En attendant peut-être de pouvoir collaborer avec d’autres chercheurs japonais, ils étudient déjà l’impact des retombées radioactives résultant de la catastrophe de Tchernobyl sur les vies animale et végétale depuis 1999. Or, leurs travaux ont fait état d’une réduction globale du nombre d’oiseaux et d’insectes ainsi que d’une augmentation des anomalies, ce y compris dans des contrées présentant des niveaux de radiations compris entre un et trois microsieverts par heure. De quoi supputer de graves bouleversements dans de nombreux écosystèmes japonais, bien au-delà du périmètre de sécurité défini par les autorités…

 

Des capacités reproductives entamées


« En examinant ces organismes qui ont une espérance de vie inférieure à celle de l’Homme, nous pouvons nous faire une idée de ce qui pourrait arriver aux populations humaines cent, deux cents ou trois cents ans plus tard », a résumé M. Mousseau, qui a notamment pu constater qu’en Ukraine, dans la partie irradiée du pays, les oiseaux ont, outre une fertilité moindre, des cerveaux de taille inférieure à la normale et vivent moins longtemps que leurs congénères qui n’ont pas été exposés aux rayonnements.
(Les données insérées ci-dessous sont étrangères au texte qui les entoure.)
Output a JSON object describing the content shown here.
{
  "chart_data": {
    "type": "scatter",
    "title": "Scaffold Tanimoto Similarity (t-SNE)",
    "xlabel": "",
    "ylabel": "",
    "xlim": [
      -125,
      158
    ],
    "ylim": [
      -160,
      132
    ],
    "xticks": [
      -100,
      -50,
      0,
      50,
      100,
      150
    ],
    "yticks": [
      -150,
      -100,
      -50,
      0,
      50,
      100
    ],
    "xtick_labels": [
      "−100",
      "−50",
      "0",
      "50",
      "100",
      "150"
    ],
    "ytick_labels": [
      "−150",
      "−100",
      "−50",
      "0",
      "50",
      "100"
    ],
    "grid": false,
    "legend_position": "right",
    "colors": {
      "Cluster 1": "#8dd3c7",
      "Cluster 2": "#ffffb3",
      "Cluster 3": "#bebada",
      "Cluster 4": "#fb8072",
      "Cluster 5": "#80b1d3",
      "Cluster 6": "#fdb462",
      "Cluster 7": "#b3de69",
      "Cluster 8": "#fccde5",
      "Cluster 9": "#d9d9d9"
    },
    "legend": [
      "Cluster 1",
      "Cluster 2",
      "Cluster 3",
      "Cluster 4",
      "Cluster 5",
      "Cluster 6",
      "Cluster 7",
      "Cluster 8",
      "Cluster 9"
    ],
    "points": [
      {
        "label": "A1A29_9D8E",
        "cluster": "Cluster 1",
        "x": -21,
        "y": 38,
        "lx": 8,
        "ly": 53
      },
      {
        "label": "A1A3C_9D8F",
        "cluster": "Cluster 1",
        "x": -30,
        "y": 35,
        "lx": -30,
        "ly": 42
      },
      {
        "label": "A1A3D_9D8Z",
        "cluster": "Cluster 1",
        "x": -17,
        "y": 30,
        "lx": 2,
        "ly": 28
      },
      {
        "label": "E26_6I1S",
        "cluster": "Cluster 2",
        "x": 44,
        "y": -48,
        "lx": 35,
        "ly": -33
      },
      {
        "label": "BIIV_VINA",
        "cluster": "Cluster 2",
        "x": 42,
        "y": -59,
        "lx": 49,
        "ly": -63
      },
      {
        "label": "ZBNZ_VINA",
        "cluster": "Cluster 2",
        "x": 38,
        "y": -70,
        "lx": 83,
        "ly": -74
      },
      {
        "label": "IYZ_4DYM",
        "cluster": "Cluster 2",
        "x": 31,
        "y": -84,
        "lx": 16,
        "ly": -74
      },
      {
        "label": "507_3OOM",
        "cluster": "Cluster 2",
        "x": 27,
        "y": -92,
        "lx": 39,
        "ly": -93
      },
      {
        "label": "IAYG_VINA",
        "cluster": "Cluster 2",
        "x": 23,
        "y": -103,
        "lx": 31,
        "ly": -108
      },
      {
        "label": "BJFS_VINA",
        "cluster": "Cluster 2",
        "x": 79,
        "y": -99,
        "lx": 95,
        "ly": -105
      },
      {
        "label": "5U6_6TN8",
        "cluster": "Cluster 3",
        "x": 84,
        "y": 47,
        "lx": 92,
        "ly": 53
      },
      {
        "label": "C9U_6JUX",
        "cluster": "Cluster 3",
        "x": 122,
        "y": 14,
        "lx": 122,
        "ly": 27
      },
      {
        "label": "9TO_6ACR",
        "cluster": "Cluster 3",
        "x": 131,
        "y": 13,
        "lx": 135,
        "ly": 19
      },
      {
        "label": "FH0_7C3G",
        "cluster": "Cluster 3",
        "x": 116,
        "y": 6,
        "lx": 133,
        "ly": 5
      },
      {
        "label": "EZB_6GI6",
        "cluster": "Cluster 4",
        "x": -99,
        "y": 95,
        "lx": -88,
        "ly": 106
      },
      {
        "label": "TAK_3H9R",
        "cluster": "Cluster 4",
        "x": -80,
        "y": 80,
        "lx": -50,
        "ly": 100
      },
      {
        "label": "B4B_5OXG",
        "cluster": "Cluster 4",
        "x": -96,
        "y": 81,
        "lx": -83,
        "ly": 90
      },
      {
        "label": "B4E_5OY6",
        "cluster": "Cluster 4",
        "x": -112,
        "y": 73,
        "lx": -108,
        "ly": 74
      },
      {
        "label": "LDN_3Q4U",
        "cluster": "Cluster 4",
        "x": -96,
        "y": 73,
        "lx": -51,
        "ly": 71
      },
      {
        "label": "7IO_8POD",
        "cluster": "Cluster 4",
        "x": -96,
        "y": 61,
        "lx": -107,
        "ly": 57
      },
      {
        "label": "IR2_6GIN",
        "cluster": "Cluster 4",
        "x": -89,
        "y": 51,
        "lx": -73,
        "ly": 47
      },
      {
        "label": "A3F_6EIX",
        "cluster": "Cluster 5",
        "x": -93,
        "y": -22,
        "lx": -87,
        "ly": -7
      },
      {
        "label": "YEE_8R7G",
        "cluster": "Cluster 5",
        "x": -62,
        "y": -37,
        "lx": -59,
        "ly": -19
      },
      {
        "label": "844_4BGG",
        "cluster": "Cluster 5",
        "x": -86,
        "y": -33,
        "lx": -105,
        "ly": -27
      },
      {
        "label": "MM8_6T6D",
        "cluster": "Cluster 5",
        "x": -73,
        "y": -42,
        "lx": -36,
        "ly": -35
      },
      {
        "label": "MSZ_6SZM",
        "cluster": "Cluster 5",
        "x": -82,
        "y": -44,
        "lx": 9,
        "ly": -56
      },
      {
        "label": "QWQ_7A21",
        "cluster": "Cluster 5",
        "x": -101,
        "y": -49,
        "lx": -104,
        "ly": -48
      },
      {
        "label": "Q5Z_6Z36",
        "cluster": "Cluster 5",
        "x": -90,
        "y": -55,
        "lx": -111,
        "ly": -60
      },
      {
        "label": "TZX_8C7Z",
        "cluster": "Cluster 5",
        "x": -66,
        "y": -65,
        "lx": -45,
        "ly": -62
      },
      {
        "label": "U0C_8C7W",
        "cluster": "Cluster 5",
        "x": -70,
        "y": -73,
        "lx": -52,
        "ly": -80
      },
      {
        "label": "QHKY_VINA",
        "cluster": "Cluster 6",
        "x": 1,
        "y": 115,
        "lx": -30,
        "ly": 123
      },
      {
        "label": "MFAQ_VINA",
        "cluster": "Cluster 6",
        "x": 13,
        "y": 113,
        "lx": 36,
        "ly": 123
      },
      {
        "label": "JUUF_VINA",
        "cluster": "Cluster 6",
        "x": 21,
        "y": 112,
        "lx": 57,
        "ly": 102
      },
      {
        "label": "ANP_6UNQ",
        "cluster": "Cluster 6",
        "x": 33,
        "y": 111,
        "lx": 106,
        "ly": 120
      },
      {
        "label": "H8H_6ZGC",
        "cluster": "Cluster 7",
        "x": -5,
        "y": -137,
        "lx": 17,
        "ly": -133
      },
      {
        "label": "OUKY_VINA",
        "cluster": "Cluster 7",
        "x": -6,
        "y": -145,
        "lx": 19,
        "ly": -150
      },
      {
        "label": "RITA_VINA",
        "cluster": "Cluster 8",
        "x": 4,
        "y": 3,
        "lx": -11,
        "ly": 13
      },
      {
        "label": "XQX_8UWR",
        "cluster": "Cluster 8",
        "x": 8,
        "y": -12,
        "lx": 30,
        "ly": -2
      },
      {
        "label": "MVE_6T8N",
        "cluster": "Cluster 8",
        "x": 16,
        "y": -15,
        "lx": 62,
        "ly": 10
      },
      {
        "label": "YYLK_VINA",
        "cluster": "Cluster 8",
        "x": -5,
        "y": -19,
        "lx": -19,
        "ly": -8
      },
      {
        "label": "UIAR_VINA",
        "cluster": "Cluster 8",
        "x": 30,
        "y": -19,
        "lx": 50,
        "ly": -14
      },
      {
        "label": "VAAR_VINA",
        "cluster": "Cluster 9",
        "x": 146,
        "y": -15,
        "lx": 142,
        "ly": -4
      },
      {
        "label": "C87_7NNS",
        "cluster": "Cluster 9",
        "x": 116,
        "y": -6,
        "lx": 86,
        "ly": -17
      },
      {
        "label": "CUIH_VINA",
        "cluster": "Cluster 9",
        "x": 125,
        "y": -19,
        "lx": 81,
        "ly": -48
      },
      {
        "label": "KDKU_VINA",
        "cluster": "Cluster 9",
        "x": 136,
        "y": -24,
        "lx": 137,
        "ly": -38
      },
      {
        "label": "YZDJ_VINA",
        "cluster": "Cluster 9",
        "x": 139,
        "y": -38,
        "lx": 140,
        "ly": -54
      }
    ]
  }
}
Et d’ajouter : « À Tchernobyl, tout était top secret. Là-bas, nous ne savons pas précisément comment les choses ont commencé, tandis que dans le cas de Fukushima, nous avons la possibilité de suivre ces organismes depuis le début ».


Si certains scientifiques contestent ses conclusions, soulignant a contrario que certaines espèces animales, notamment d’insectes, ont proliféré à proximité de la centrale ukrainienne, dans des zones devenues inhabitées, elles viennent toutefois corroborer les assertions d’autres experts dont les travaux avaient été relayés en mai dernier par le très sérieux journal Nature. Ceux-ci avaient notamment révélé que les doses de radiations étaient suffisamment élevées pour altérer les capacités reproductives des oiseaux, des rongeurs et des arbres aux abords de Fukushima. Bien que l’accident aurait certainement eu des conséquences écologiques encore plus graves s’il s’était produit au milieu du printemps plutôt qu’au début de la saison de floraison, il est donc à craindre qu’il nuise gravement et durablement à certaines espèces.


La lumière ne sera pas faite de sitôt. Nul besoin cependant d’être expert pour préjuger de la gravité des effets des radiations.